中学受験は自分を知ることが大事

自分自身の事を知る。それは大人でも大切な事ではあるのですが、中学受験に望む際にもまた、とても大切になってくるのです。では具体的に自分を知るという事はどのような事なのか。まずは自分自身の学力。中学受験はシビアです。学力によって行ける場所というのが決まってくるのですから、まずは自分の学力を知る。

また、学力を知ると同時に得意科目と苦手科目を知る。「人間の成長」という点で考えたら苦手な部分を何とかするよりも、得意な部分を伸ばすべきではあるのですが、中学受験となると話は別です。中学受験は特定科目だけで判断されるものではありません。

苦手科目があるとそれだけで足を引っ張られてしまうのです。得意科目だけを鍛えるのではなく、苦手科目の克服こそ大切なのですが、自分の学力がどれくらいなのか解らないと、自分の苦手科目すら解らないものです。また、「科目」としてだけ見るのではなく、科目によっても得意分野もあれば苦手分野もあるでしょう。例えば国語。漢字は得意なものの、読解力は無い。このようなケースもあります。この点を解っていないと、「自分が勉強しやすい」という点から、漢字だけを頑張ってしまうというケースもあるのです。確かに勉強は大切ではありますが、漢字だけ勉強するのではなく、他のジャンルも万遍なく勉強し、入試ではいろいろなジャンルで得点を加算しなければならないのです。

中学受験の場合、苦手科目があるとどうしても足を引っ張られます。人生という点で考えたら、「平均」を目指す必要はありません。自分の得意な分野を伸ばしていけば良いのですが、中学受験ではそれでは駄目です。自分を知り、苦手な項目を知り、その部分で点を取れるようにならないと中学受験も個別指導塾も成功しません。

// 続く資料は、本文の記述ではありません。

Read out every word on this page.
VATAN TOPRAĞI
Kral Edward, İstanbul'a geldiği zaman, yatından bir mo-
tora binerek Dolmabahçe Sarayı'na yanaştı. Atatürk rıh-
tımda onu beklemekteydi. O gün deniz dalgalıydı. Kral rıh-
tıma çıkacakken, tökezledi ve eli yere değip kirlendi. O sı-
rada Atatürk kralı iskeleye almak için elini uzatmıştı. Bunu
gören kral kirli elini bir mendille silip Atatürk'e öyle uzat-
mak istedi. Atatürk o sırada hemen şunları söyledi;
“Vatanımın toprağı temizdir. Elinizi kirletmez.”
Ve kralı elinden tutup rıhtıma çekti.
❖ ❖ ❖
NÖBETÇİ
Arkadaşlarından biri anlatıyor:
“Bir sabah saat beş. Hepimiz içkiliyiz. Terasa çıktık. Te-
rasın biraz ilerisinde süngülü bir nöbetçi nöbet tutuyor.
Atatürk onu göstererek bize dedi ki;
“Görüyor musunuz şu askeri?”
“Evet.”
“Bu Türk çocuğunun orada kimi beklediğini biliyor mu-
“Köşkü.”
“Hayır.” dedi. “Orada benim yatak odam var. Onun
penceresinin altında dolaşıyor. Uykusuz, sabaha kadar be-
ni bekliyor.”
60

また、これは得手不得手科目だけの問題ではありません。自分自身がどのような性格なのかもまた、知っておくべきです。例えばですが、集中力が物凄く高くなると物凄い効果を発揮するものの、その時間が長続きしないという子供もいれば、一気に集中力が高まる訳ではないものの、長時間持つケースもあります。また、適度に休憩を入れないと長時間の勉強が出来ないという子供もいれば、一度休憩してしまうとそこで一気に集中力が途切れしまうという人もいます。いろいろな子供がいますので、どのような性格なのかを知ってもらうのはもちろんですが、自分自身の事も知ってもらう。その点はとても大切なのです。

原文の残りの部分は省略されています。